In the last two years I started working with projects. It all started with online courses I took in the beginning of 2011 with UMBC called Teaching Young Learners and more to the end of the same year I took Methods II on Project\Problem-Based Learning with University of Oregon. In these courses, I developed projects for the courses themselves and tried to synchronize assigned course tasks and the ones in my teaching practice. In this post I will address some of the challenges posed by project based learning while working on some projects with my students.
In my opinion one of the greatest challenges of working with projects is the tight schedules we have in our institutions. As a result, instructors are generally expected to teach a certain amount of content within a given time frame. In my case, most of the content is broken into units and lessons. Therefore, teachers know what lesson to cover in a given class or week. Besides that, a teacher has to keep an eye on the incoming test date which serves as a sort of time tracker that informs them that they have to squeeze content within certain deadlines. To cope with this limitation, the best approach is to work on mini projects, on something that will not take up more than two consecutive classes. A second solution would involve assigning tasks as homework. Doing so, the instructor saves valuable class time and adds authenticity to a project.
A second challenge has to do with the syllabus itself and the textbooks we have to use. Most of the textbooks adopted by schools are content-based. Being a teacher myself, I know that some teachers would certainly agree that task-based course books would make the perfect match for a project-based learning approach. However, we do not always have the luxury of inhabiting such perfect worlds. Besides that, I have grown to believe that a task-based syllabus has its own limitations. To win the battle between content versus task, an instructor has to carefully plan tasks that smoothly integrate the content taught into projects he or she plans to carry out. So, for every piece of content, we should try to think of a realistic task that could be inserted into a mini project. This approach makes the content more palatable and gets learners involved into more authentic activities.

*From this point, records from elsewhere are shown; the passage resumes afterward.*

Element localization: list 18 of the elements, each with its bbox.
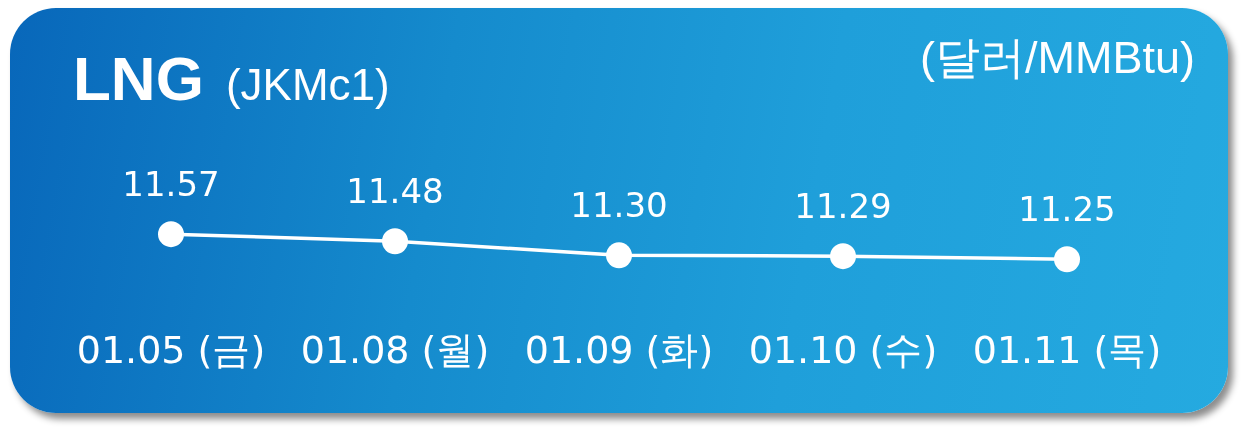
- chart-subtitle: (JKMc1): [225, 60, 390, 109]
- data-label: 11.30: [570, 185, 668, 226]
- data-label: 11.25: [1018, 189, 1116, 230]
- point: [158, 221, 184, 248]
- point: [1054, 246, 1080, 273]
- chart-title: LNG: [73, 44, 204, 113]
- point: [830, 243, 856, 270]
- x-tick-label: 01.05 (금): [76, 327, 266, 372]
- y-axis-title: (달러/MMBtu): [920, 32, 1195, 83]
- x-tick-label: 01.08 (월): [300, 327, 490, 372]
- point: [382, 228, 408, 255]
- x-tick-label: 01.10 (수): [748, 327, 938, 372]
- data-label: 11.57: [122, 164, 220, 204]
- data-label: 11.29: [794, 185, 892, 226]
- point: [606, 242, 632, 269]
- x-tick-label: 01.09 (화): [524, 327, 714, 372]
- x-tick-label: 01.11 (목): [972, 327, 1162, 372]
- data-label: 11.48: [346, 171, 444, 212]
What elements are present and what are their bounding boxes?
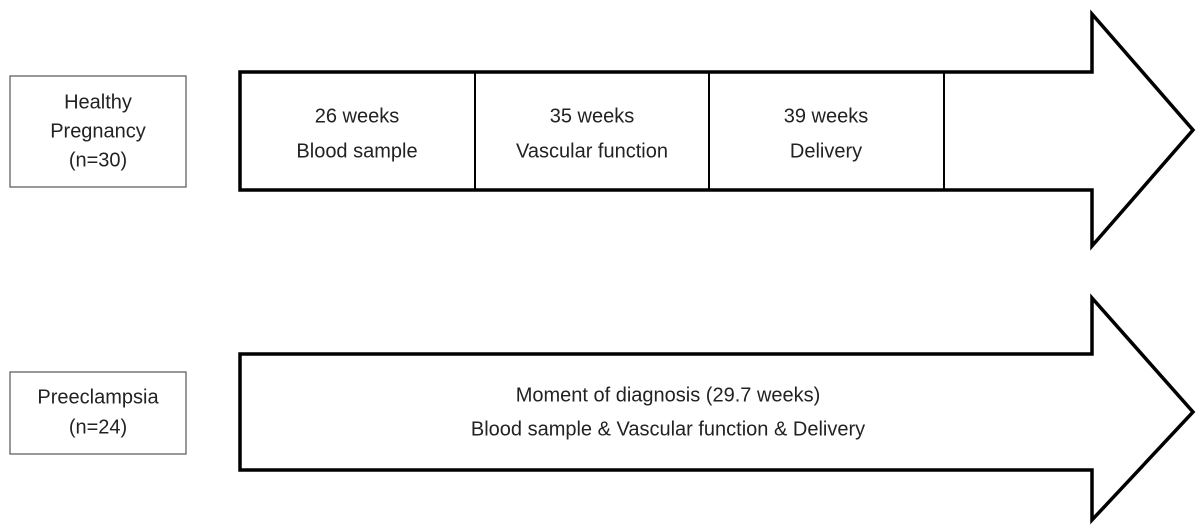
group-label: Pregnancy — [50, 120, 146, 142]
group-label: Preeclampsia — [37, 386, 159, 408]
segment-text: Blood sample & Vascular function & Deliv… — [471, 418, 865, 440]
group-label: (n=24) — [69, 416, 127, 438]
segment-text: 39 weeks — [784, 105, 869, 127]
group-label: (n=30) — [69, 149, 127, 171]
segment-text: Moment of diagnosis (29.7 weeks) — [516, 384, 821, 406]
segment-text: 26 weeks — [315, 105, 400, 127]
group-label-box — [9, 75, 187, 188]
timeline-arrow — [238, 9, 1196, 251]
group-label-box — [9, 371, 187, 455]
group-label: Healthy — [64, 91, 132, 113]
timeline-arrow — [238, 293, 1196, 525]
segment-text: Vascular function — [516, 140, 668, 162]
segment-text: 35 weeks — [550, 105, 635, 127]
segment-text: Blood sample — [296, 140, 417, 162]
segment-text: Delivery — [790, 140, 862, 162]
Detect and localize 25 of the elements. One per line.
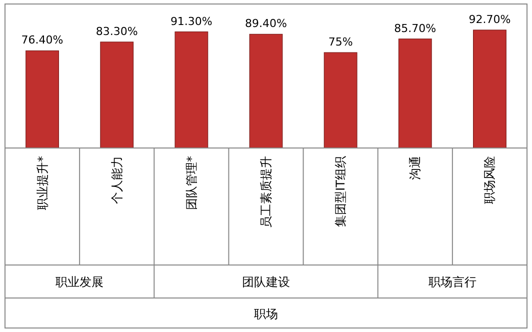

A third challenge is the sharing of these so-called mini projects. Therefore, once you and your students have invested some precious time and effort into something such as a class project, it seems reasonable to come up with a way for displaying\sharing the work done. If schedule is a little tight, it certainly poses some limitations to the usual group by group presentation scheme. A possible solution is publishing the final result on the web. Such approach allows for the class members and its immediate community (parents and classmates) to check the outcomes beyond the classroom walls. Besides that, when you decide for this mode of sharing you force your student and yourself to acquire twenty first century learning skills (publishing and all the skills associated with this task). Finally, sharing project outcomes on the web also makes learners aware of the importance of building and online presence and is a valuable opportunity to teaching netiquette (some basic rules for good online behavior).
As a final remark, I would like to point out that this short post is in no way a complete inventory of all the challenges an educator might face when working on projects. I have
just tried to address some of the problems I had to deal with in my specific context – the one of an EFL instructor teaching at a binational language center in Brasilia – Brazil. Nevertheless, I do recommend setting aside some of your class time to work on projects. It is really rewarding and it does change the way you and your students engage with content and learn.